Crime Statistics: A Tale of Two Measures – How Reported Numbers Hide a Surge in Violence

The Crime Prevention Research Center’s president, John Lott, recently penned an op-ed highlighting his stance that violent crime has actually increased under President Biden and decreased under President Trump. In this op-ed published by the New York Post, Lott explains that there are two methods of measuring occurrences of violent crime: one involves the number of crimes reported to police yearly, while the other focuses on both reported and unreported crimes.

According to Lott, the first measure is based on the FBI’s National Incident-Based Reporting System (NIBRS), which tracks the number of crimes reported to police annually. The second measure relies on the Bureau of Justice Statistics’ National Crime Victimization Survey, an annual survey that asks approximately 240,000 people whether they have been victims of crime in an attempt to account for both reported and unreported incidents.

Since 2020, these two measures have shown a significant negative correlation: the FBI has reported fewer instances of crime, but at the same time, more people are reporting that they have been victims of crime. This discrepancy can be partially attributed to the fact that in June 2024, Breitbart News reported that thousands of police precincts had not been submitting crime data to the FBI.

The Marshall Project explains that prior to 2021, almost every law enforcement agency was included in the FBI’s database. However, when the FBI transitioned to a new system for compiling data, they would only accept police precinct reports through the new system. Many agencies were unable to adapt to these changes quickly enough, leading to thousands of police departments being excluded from the FBI’s national crime data in 2022. In fact, by 2023, more than 6,000 law enforcement agencies were missing from the FBI’s crime data, representing nearly one-third of the nation’s 18,000 police agencies.

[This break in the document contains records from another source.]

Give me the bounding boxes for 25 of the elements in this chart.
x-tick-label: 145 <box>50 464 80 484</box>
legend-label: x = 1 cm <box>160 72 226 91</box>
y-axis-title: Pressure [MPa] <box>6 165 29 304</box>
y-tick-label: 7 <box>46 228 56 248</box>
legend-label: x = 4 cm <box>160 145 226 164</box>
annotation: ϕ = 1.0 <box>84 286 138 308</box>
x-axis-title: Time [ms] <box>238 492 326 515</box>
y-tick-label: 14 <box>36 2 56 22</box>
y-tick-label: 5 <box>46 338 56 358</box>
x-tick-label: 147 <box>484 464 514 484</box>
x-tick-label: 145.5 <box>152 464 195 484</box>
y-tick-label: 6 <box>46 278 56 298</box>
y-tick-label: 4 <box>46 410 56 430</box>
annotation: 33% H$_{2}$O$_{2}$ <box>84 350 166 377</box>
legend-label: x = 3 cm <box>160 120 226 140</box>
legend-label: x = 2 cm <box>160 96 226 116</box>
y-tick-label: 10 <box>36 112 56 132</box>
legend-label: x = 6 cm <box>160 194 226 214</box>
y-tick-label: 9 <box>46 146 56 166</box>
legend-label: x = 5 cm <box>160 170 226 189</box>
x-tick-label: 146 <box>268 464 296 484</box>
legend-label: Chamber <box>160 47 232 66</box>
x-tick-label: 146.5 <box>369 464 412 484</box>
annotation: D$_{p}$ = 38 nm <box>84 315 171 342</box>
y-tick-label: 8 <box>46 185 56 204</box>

As a result, Lott suggests that establishment media can report a decline in violent crime instances by relying on the FBI stats alone. However, when he looked at the unreported figures from the National Crime Victimization Survey, he found that “for instance, in 2022, the FBI reported a 2.1% drop in violent crime, but the NCVS showed an alarming increase of 42.4% – the largest one-year percentage increase in violent crime ever reported by that measure.

Towards the end of his op-ed, Lott also pointed out that murder rates did indeed decrease by 13% in 2023; however, the preliminary 2023 murder rate still sits 7% above 2019 levels.